Fans have long flocked to the bouquet-filled dining room for orange blossom French toast, specials like the faux-beef stroganoff and the famous “neatloaf,” a ricotta-and-grain preparation served with tangy tomato sauce. While dessert has become an afterthought nearly everywhere, Ananda Fuara kept on churning out cardamom rose cake and olallieberry pie.

The name means “fountain of delight,” a moniker bestowed by the spiritual leader Sri Chinmoy (1931-2007), who helped popularize meditation in 20th century America. Unlike Cafe Gratitude and other plant-based restaurants that embraced nourishment as a sacred act, Ananda Fuara never devolved into accusations of cultishness or wage theft, and prices have always been conspicuously reasonable.

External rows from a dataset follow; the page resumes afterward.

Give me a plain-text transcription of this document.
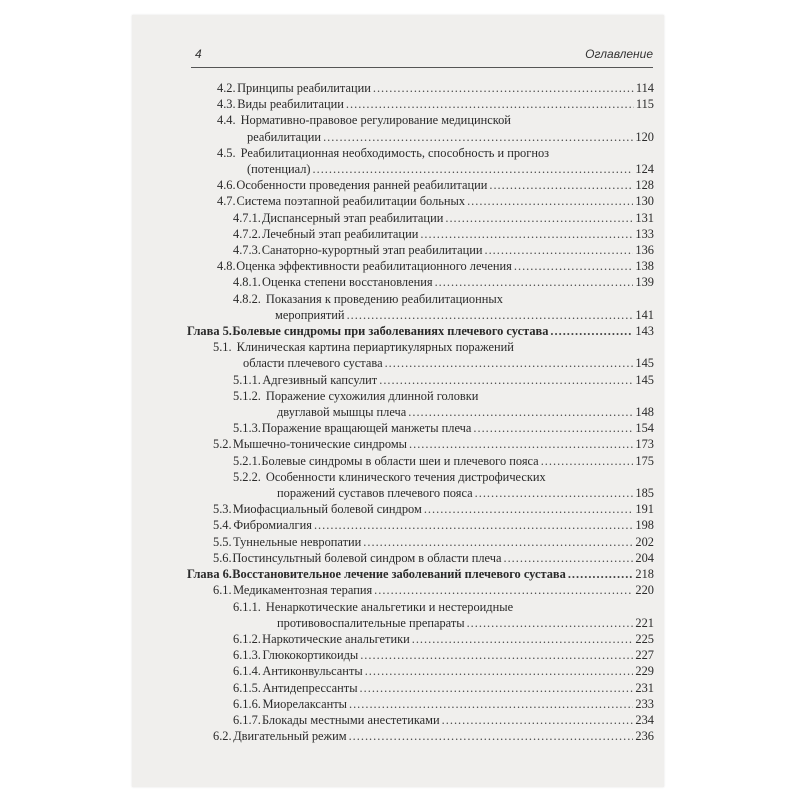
4	Оглавление
4.2. Принципы реабилитации .....	114
4.3. Виды реабилитации .....	115
4.4. Нормативно-правовое регулирование медицинской
реабилитации .....	120
4.5. Реабилитационная необходимость, способность и прогноз
(потенциал) .....	124
4.6. Особенности проведения ранней реабилитации .....	128
4.7. Система поэтапной реабилитации больных .....	130
4.7.1. Диспансерный этап реабилитации .....	131
4.7.2. Лечебный этап реабилитации .....	133
4.7.3. Санаторно-курортный этап реабилитации .....	136
4.8. Оценка эффективности реабилитационного лечения .....	138
4.8.1. Оценка степени восстановления .....	139
4.8.2. Показания к проведению реабилитационных
мероприятий .....	141
Глава 5. Болевые синдромы при заболеваниях плечевого сустава .....	143
5.1. Клиническая картина периартикулярных поражений
области плечевого сустава .....	145
5.1.1. Адгезивный капсулит .....	145
5.1.2. Поражение сухожилия длинной головки
двуглавой мышцы плеча .....	148
5.1.3. Поражение вращающей манжеты плеча .....	154
5.2. Мышечно-тонические синдромы .....	173
5.2.1. Болевые синдромы в области шеи и плечевого пояса .....	175
5.2.2. Особенности клинического течения дистрофических
поражений суставов плечевого пояса .....	185
5.3. Миофасциальный болевой синдром .....	191
5.4. Фибромиалгия .....	198
5.5. Туннельные невропатии .....	202
5.6. Постинсультный болевой синдром в области плеча .....	204
Глава 6. Восстановительное лечение заболеваний плечевого сустава .....	218
6.1. Медикаментозная терапия .....	220
6.1.1. Ненаркотические анальгетики и нестероидные
противовоспалительные препараты .....	221
6.1.2. Наркотические анальгетики .....	225
6.1.3. Глюкокортикоиды .....	227
6.1.4. Антиконвульсанты .....	229
6.1.5. Антидепрессанты .....	231
6.1.6. Миорелаксанты .....	233
6.1.7. Блокады местными анестетиками .....	234
6.2. Двигательный режим .....	236
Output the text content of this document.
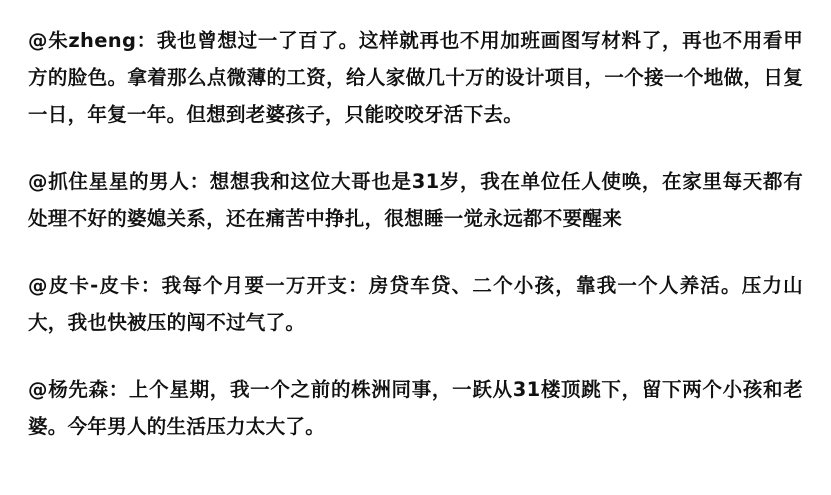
@朱zheng：我也曾想过一了百了。这样就再也不用加班画图写材料了，再也不用看甲方的脸色。拿着那么点微薄的工资，给人家做几十万的设计项目，一个接一个地做，日复一日，年复一年。但想到老婆孩子，只能咬咬牙活下去。

@抓住星星的男人：想想我和这位大哥也是31岁，我在单位任人使唤，在家里每天都有处理不好的婆媳关系，还在痛苦中挣扎，很想睡一觉永远都不要醒来

@皮卡-皮卡：我每个月要一万开支：房贷车贷、二个小孩，靠我一个人养活。压力山大，我也快被压的闯不过气了。

@杨先森：上个星期，我一个之前的株洲同事，一跃从31楼顶跳下，留下两个小孩和老婆。今年男人的生活压力太大了。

High-profile, post-pandemic restaurant closures have not abated in the new year. Valencia Street’s regional Thai standout Hawker Fare and Nick’s Crispy Tacos in Russian Hill both closed abruptly in the past few weeks, while many restaurants that built expensive parklets during Covid have dramatically scaled back outdoor dining.

Few neighborhoods have seen such a catastrophic rise-and-fall as the Mid-Market/Civic Center area, where a clutch of ambitious restaurants in the mid-2010s have all come and gone.